How should filmmakers approach you? Do you take unsolicited submissions or do you only work with sales agents? SUBMISSIONS

What follows is a breakdown of the distributors who were willing to participate and be transparent in giving an inside look at their process.

1) Term lengths are still astronomically high.

If you look closely, you’ll see that the typical term length for most distributors is 10-15 years. At a time where we can barely predict what will be the most successful distribution model six months ahead of time, why are independent storytellers acquiescing to giving away our rights for so long?

2) Distributors did not admit the influence of social media in their acquisitions.
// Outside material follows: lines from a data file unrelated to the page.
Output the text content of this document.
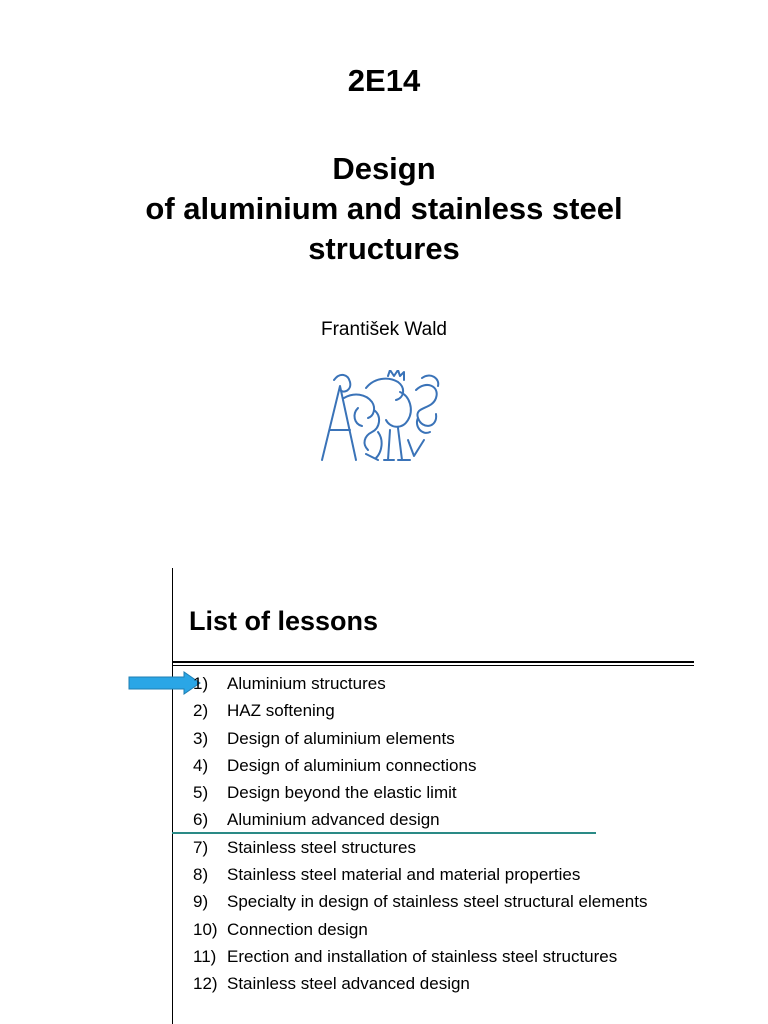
2E14
Design
of aluminium and stainless steel
structures
František Wald
List of lessons
1) Aluminium structures
2) HAZ softening
3) Design of aluminium elements
4) Design of aluminium connections
5) Design beyond the elastic limit
6) Aluminium advanced design
7) Stainless steel structures
8) Stainless steel material and material properties
9) Specialty in design of stainless steel structural elements
10) Connection design
11) Erection and installation of stainless steel structures
12) Stainless steel advanced design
As someone who manages the Creative Distribution Fellowship at Sundance Institute, I’m aware that social media presence is really important. It implies that the filmmaker has taken the time to build a foundation of an audience from which a distributor (or themselves in scenarios of creative distribution) can build upon. It seems very clear to me that a distribution company would want to target an audience that is at least already partly built, but the answers below imply otherwise.
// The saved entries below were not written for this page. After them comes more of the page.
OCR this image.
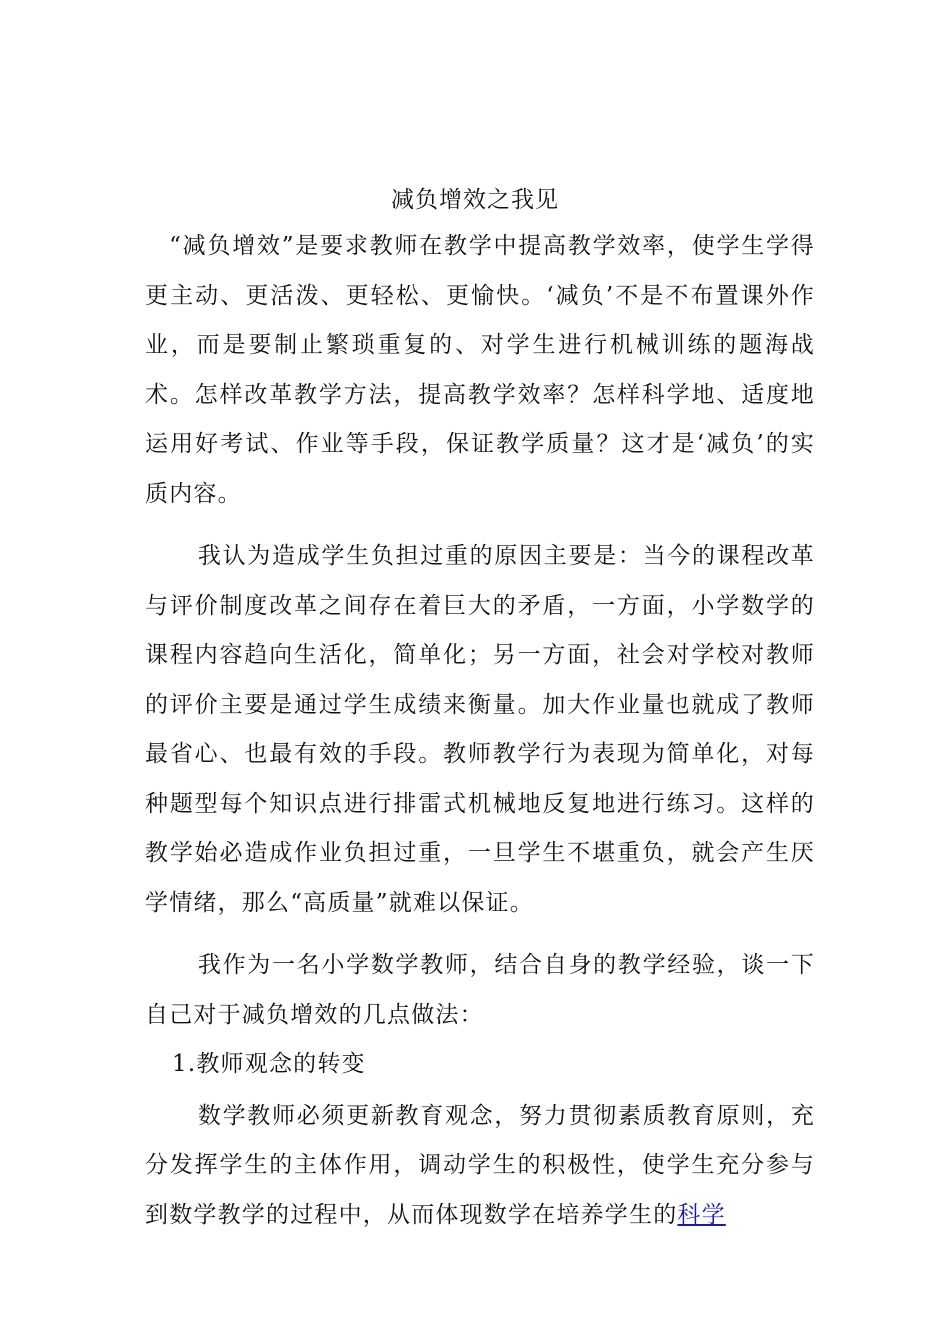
减负增效之我见

“减负增效”是要求教师在教学中提高教学效率，使学生学得更主动、更活泼、更轻松、更愉快。‘减负’不是不布置课外作业，而是要制止繁琐重复的、对学生进行机械训练的题海战术。怎样改革教学方法，提高教学效率？怎样科学地、适度地运用好考试、作业等手段，保证教学质量？这才是‘减负’的实质内容。

我认为造成学生负担过重的原因主要是：当今的课程改革与评价制度改革之间存在着巨大的矛盾，一方面，小学数学的课程内容趋向生活化，简单化；另一方面，社会对学校对教师的评价主要是通过学生成绩来衡量。加大作业量也就成了教师最省心、也最有效的手段。教师教学行为表现为简单化，对每种题型每个知识点进行排雷式机械地反复地进行练习。这样的教学始必造成作业负担过重，一旦学生不堪重负，就会产生厌学情绪，那么“高质量”就难以保证。

我作为一名小学数学教师，结合自身的教学经验，谈一下自己对于减负增效的几点做法：

1.教师观念的转变

数学教师必须更新教育观念，努力贯彻素质教育原则，充分发挥学生的主体作用，调动学生的积极性，使学生充分参与到数学教学的过程中，从而体现数学在培养学生的科学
3) Shocked by lack of discovery.

Too often distributors are dependent on the curatorial powers and prowess of certain signature festivals without looking to regional festivals. You’ll see a lot of the usual suspects in the festivals that are mentioned below—it would be great to expand this list so that more films are being exposed to distributors. Please also note that distributors were interviewed before Los Angeles Film Festival decided to close its doors. I wonder who will take its place?

4) The majority of rights taken, territories focused on, and distribution strategies are similar across the board.

I’d love to see more distributors take a chance on innovation. Very often distributors will take as many rights that they can get (though mainly domestic territories noted below) and will not have the resources to be super customized in how they release their titles. Additionally, (there are exceptions) there doesn’t seem to be enough direct communication between artist and distributor. It would be great for the two forces to truly line up for each film’s release so that marketing and release strategy align with the filmmaker’s goals as well as their aesthetics.

5)There are still no open doors. 

The majority of people I talked to expressed reticence at looking at cold submissions. Sure, there’s an influx of content, but to be reliant on recommendations, agencies, and festivals is shortsighted. There are a lot of great movies out there looking for homes. I’ve even had distributors admit to me they are not watching the full duration of the films they receive. There is too much valuable substantive content for just a few festivals to properly curate and exhibit all of the quality work in the world. If distributors take chances on more festivals, they’re contributing to communities who could really benefit, and could have access to new quality and unsupported storytellers for them to consider.

Regardless of my takeaways, let this document inspire you to get your work out into the world. Abide by how each company wants to be approached and approach them respectfully.